Jeffrey Tayler, a corresponding editor for The Atlantic stationed in Moscow, is really on a roll, publishing one “strident” atheist article after another—and in Salon, of all places. And he’s developing quite a nice style—sort of a hybrid between Hitchens and Mencken—in which his overt scorn for religion is combined with a delicious sarcasm.
Tayler’s latest piece, published two days ago, has the lovely title of “David Brooks, religious clown: Debunking phony Godsplaining from the New York Times’s laziest columnist“. Believe me, it will do your heart good to read it. I love the “Godsplaining” neologism, which could equally apply to those Sophisticated Theologists™ who try to tell the rest of us what God is really like.
On February 3, Brooks wrote a column for the Times called “Building better secularists.” It was a smarmy, goddycoddling, and patronizing attempt to instruct nonbelievers about what lessons we need to take from religion. It’s the usual tripe: we have to work hard at building our own morality (because, you know, without God it’s really hard!), we have to form communities, we have to have Sabbath-equivalents (maybe lighting candles for Camus?), and so on. Anyway, I was too dispirited to analyze Brooks’s lame effort in detail, but did a short dissection on this site (I also reproduced some letters to the Times by Dan Dennett and others who groused about Brooks’s piece).
But Tayler has done the hard work of really taking Brooks to the woodshed. I’m not going to repeat what you can read on Salon, but I want to reproduce three paragraphs of his article, just so you can see Tayler’s emerging style, which, to me, presages the birth of a powerful new voice of atheism. Now if Tayler could get this stuff into The Atlantic, or other places besides the normal goddycoddling Salon, it would be wonderful.
Voilà:
One might deem it almost shameful to publish one’s musings on the New York Times’ opinion page, the same page that continues to print, and quite shamelessly, the unapologetic scribbles of Iraq War cheerleader Thomas Friedman or the earnest yet befuddled lucubrations of useful Islamist idiot Nicholas Kristof. The first of these two columnists will probably never be called to account for the bloodshed and mayhem he has sanctioned in the Middle East. The second, I believe, means well, but by denouncing “Islamophobia” he shows he has accepted as sound a nonsense term that conflates faith and race and equates (well-founded) objections to Islam with prejudice against Muslims as people. And we should never forget that he, like Friedman, supported the Iraq War.
But what to make of Friedman and Kristof’s seemingly milquetoast colleague, David Brooks? No shame attaches to him, though by publishing his pro-faith columns, he validates a stupendously (if surreptitiously) baleful Weltanschauung that should long ago have disappeared from our world. Brooks, in the face of mounting evidence, has striven tirelessly to bequeath credence to the dangerous notion, ever more antiquated and morally untenable, that believing in something asserted without evidence – religion — constitutes a virtue. That valuing faith above reason makes one a better person.

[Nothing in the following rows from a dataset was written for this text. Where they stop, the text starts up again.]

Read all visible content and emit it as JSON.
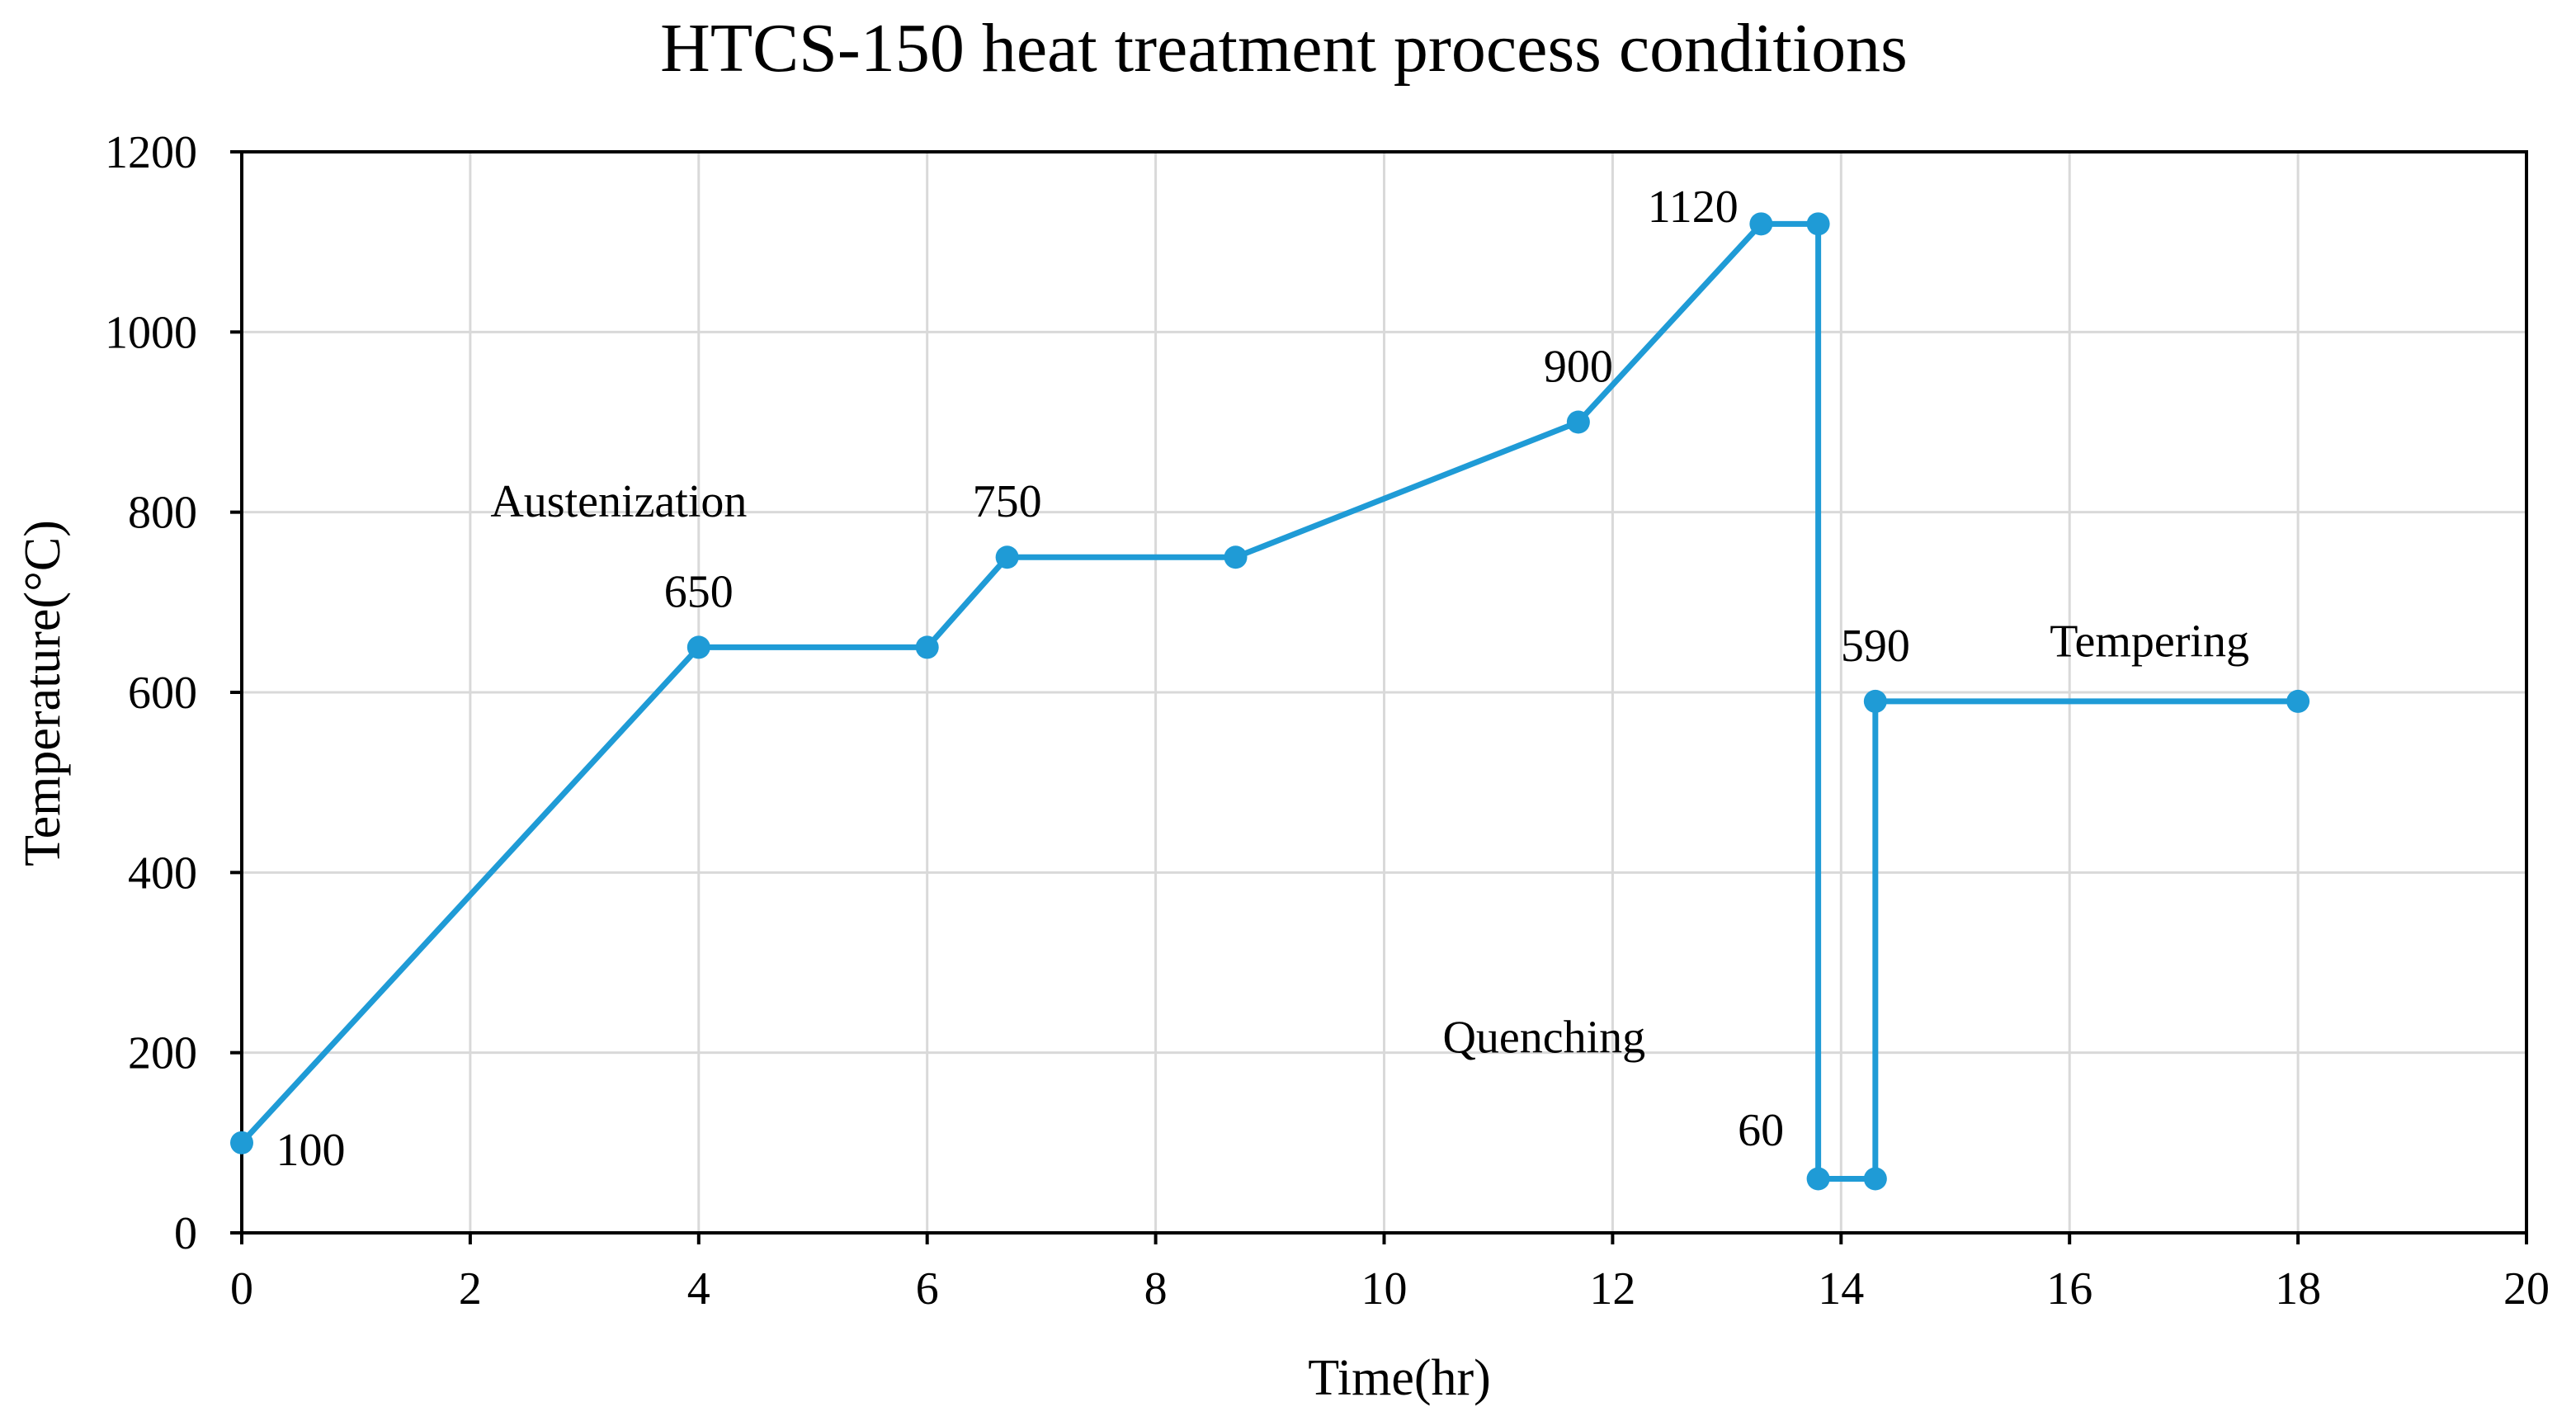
{
  "chart_data": {
    "type": "line",
    "title": "HTCS-150 heat treatment process conditions",
    "xlabel": "Time(hr)",
    "ylabel": "Temperature(°C)",
    "xlim": [
      0,
      20
    ],
    "ylim": [
      0,
      1200
    ],
    "xticks": [
      0,
      2,
      4,
      6,
      8,
      10,
      12,
      14,
      16,
      18,
      20
    ],
    "yticks": [
      0,
      200,
      400,
      600,
      800,
      1000,
      1200
    ],
    "grid": true,
    "series": [
      {
        "name": "Heat treatment profile",
        "color": "#1f9bd6",
        "x": [
          0,
          4,
          6,
          6.7,
          8.7,
          11.7,
          13.3,
          13.8,
          13.8,
          14.3,
          14.3,
          18
        ],
        "y": [
          100,
          650,
          650,
          750,
          750,
          900,
          1120,
          1120,
          60,
          60,
          590,
          590
        ]
      }
    ],
    "annotations": [
      {
        "text": "100",
        "x": 0.3,
        "y": 75,
        "anchor": "start"
      },
      {
        "text": "650",
        "x": 4,
        "y": 695,
        "anchor": "middle"
      },
      {
        "text": "Austenization",
        "x": 3.3,
        "y": 795,
        "anchor": "middle"
      },
      {
        "text": "750",
        "x": 6.7,
        "y": 795,
        "anchor": "middle"
      },
      {
        "text": "900",
        "x": 11.7,
        "y": 945,
        "anchor": "middle"
      },
      {
        "text": "1120",
        "x": 13.1,
        "y": 1122,
        "anchor": "end"
      },
      {
        "text": "590",
        "x": 14.3,
        "y": 635,
        "anchor": "middle"
      },
      {
        "text": "Tempering",
        "x": 16.7,
        "y": 640,
        "anchor": "middle"
      },
      {
        "text": "Quenching",
        "x": 11.4,
        "y": 200,
        "anchor": "middle"
      },
      {
        "text": "60",
        "x": 13.5,
        "y": 97,
        "anchor": "end"
      }
    ]
  }
}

That those who have shrugged off – or laughed away – the comically outlandish claims advanced by the Abrahamic creeds about our world and origins as a species are the ones with the explaining to do. Should he not be called to account?I believe so. Moreover, Brooks’ recent Op-Ed, “Building Better Secularists,” leaves me no choice, or, better said, offers me an opportunity I cannot pass up for commentary. “Building Better Secularists” is nothing less than an anti-religion writer’s dream come true, an essay remarkable for its utter and complete susceptibility to refutation and repudiation. The title hints that Brooks intends to teach us godless folks a thing or two. The result? He succeeds only in beclowning himself by authoring a sanctimoniously gaseous tract that befits not America’s august Paper of Record, but a highbrow version of Watchtower, the Jehovah’s Witnesses’ End-is-Nigh rag once handed out for free by blue-haired little old ladies in tennis shoes in front of speakeasies and liquor shops (and is now available online).
One can hear echoes of Mencken in there. There are no punches pulled, and useful idiots are called useful idiots. What a pity that the New York Times has so many of these UIs (Tanya Luhrmann is another)!
This is less than 20% of Tayler’s piece. Go read it, even if you’re already in the choir, for it’s lovely to see the sanctimonious Brooks taken down several pegs by one of his journalist colleagues.